With healthcare demands rising, the use of digital records and reports will likely increase. This may be partly due to the use of at-home devices and wearables that driving digital platforms to connect with medical professionals, and even insurance companies. Without following regulated guidelines and documentation, the data collected might not be able to be used in a professional setting.
Healthcare at Home
At-home care is nothing to be afraid of. Each year there are millions of doctor office visits for small, non-threatening procedures. In fact, about 12 million Americans visit the doctor every year for impacted earwax removal. In early 2019 Protolabs gave Otoset, a headset that can professionally clean a patient’s ear in 35 sec. the Cool Idea Award. The headphones have disposable silicone nozzles that spray a warm saline solution against the walls of the ear canal while extracting the solution and wax back into the nozzles and disposable outflow containers, avoiding messy spills.

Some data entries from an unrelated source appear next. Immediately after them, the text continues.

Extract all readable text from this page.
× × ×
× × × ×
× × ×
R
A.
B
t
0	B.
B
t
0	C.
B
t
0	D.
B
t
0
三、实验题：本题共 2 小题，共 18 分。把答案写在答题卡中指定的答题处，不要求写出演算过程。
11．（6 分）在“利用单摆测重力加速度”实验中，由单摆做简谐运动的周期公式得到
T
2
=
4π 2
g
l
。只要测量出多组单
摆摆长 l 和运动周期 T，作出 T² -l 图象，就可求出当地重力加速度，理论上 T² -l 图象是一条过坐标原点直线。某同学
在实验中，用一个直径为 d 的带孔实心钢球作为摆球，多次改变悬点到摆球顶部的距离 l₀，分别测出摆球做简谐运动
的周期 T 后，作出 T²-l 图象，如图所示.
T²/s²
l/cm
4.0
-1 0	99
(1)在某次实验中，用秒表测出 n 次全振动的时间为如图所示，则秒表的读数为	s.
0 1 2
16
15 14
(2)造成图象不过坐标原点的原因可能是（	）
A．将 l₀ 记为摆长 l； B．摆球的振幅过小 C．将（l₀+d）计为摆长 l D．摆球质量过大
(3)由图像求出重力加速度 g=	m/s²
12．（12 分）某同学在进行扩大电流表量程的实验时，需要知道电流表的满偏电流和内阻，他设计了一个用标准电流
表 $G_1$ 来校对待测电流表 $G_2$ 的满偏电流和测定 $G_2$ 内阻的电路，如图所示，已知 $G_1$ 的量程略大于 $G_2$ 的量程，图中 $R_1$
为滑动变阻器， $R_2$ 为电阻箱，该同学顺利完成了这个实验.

SafKan eventually plands to roll out a consumer version of the device that could reduce or eliminate the 12 million visits each year associate with this problem. For now, OtoSet is to be administered by healthcare providers.
The trend goes beyond ears. For example, this past September Convexity Scientific announced a $3.5 million series B financing in Advance of the Flyp Nebulizer launch. There are more than 50 million people in the United States suffering from asthma and chronic obstructive pulmonary disease (COPD). Acute exacerbations of COPD have resulted in nearly 1.5 million emergency room visits each year. At this scale and investment, medical care at home is expected to be a growing trend.
Designed with the end user in mind, Convexity Scientific’s Flyp is a pocket-portable nebulizer that was cleared by the FDA in 2017 and is designed to simplify the management of chronic respiratory conditions like asthma and COPD. An updated version of Flyp launched at the Medtrade home medical equipment expo in Atlanta on October 21, 2019. At the show Flyp won first place in the Innovative HME Retail Product Awards.
“The Flyp pocket-portable nebulizer can be used to effectively treat a range of lung-related conditions, including asthma, COPD and other common lung diseases,” said Ralph Finger, M.D., founder and chief medical officer of Convexity Scientific. “We started with a goal to help improve the life of one patient. Now, thousands use and benefit from Flyp Nebulizer daily.”
With a looming skills gap in medicine, technology is taking a similar approach to manufacturing to handle demand. Connecting to patients outside the office for monitoring can offer features such as predictive health. IoT–connected platforms can help follow regulations, make sense of real-time data and diagnostics, and reduce paperwork.
Additionally, automation and connected devices could reduce demands on larger facilities by developing easier-to-use, cost-effective tools that can be offered at smaller medical facilities or even at home. Medical trends will continue to produce easy-to-use wearables and devices that offer accurate medical data to decentralize healthcare.